In the crosshairs? Productivity tools, workflow systems, and lightweight CRMs—essentially the core business of Salesforce, Workday, or ServiceNow.
The Promise of Replatforming
To explain it, Arthur Mensch invokes the concept of “replatforming”—a deep overhaul of enterprise IT architectures that would abandon standardized SaaS subscriptions in favor of bespoke applications built directly on AI model APIs. The commercial argument is compelling: lower license costs, closer alignment with internal processes, development times compressed from months to days.
The movement already has its precursors. Klarna, the Swedish fintech, has turned away from certain Salesforce and Workday components to build its own AI-powered stack. A textbook case that Arthur Mensch willingly cites to illustrate the tangible feasibility of this bold technological leap.
Not All Will Be Carried by the Wave
The head of Mistral takes care to nuance the claim. The data infrastructure—storage, backup, security, data platforms—does not face a threat. It will emerge even stronger from the transition, since it is what feeds the models.
Bipul Sinha, CEO of Rubrik, shares the assessment: the “front office software” will be reshaped, while the “back office data” will consolidate as a critical and indispensable layer.
But this shift requires serious prerequisites: clean and unified data, a modern cloud infrastructure, and teams capable of governing these new agents. We are far from the comfort of turnkey SaaS.
An Opportunity Tailored for Mistral
Of course, the statements from the head of Mistral AI serve his business model. He already claims more than a hundred large enterprise clients seeking modernization. His platform—open and proprietary models, personalized assistants, enterprise search—positions itself precisely as the toolkit for this replatforming.

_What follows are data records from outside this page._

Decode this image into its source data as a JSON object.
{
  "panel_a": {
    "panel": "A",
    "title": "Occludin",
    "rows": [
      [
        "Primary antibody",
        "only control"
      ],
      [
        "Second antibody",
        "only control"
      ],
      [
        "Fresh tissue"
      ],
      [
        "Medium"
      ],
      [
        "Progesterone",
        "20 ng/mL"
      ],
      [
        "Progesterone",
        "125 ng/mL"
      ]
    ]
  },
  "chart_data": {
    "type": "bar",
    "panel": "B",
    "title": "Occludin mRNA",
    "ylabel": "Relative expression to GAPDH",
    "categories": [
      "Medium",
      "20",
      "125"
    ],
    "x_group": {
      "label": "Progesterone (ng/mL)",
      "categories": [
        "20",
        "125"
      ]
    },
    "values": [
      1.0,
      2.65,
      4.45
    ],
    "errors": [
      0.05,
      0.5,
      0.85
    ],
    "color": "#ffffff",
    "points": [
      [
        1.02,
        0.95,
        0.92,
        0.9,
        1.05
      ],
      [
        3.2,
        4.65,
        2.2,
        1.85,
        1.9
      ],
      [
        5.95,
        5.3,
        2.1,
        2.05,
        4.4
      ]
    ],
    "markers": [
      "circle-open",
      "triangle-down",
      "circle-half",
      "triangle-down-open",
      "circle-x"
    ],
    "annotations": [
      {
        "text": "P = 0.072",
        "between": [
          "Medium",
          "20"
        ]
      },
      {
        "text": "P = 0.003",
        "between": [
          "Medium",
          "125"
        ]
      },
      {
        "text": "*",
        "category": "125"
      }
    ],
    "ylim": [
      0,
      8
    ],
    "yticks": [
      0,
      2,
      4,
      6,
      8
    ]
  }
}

Yet the forecast remains contested. Skeptics point to the considerable inertia of existing information systems, regulatory constraints, and the many dashed AI production projects. For many observers, AI will first integrate as an augmentation layer above current tools rather than as a bulldozer.
But the message to traditional software publishers is unambiguous: transform into AI platforms, or risk becoming the software that others replace.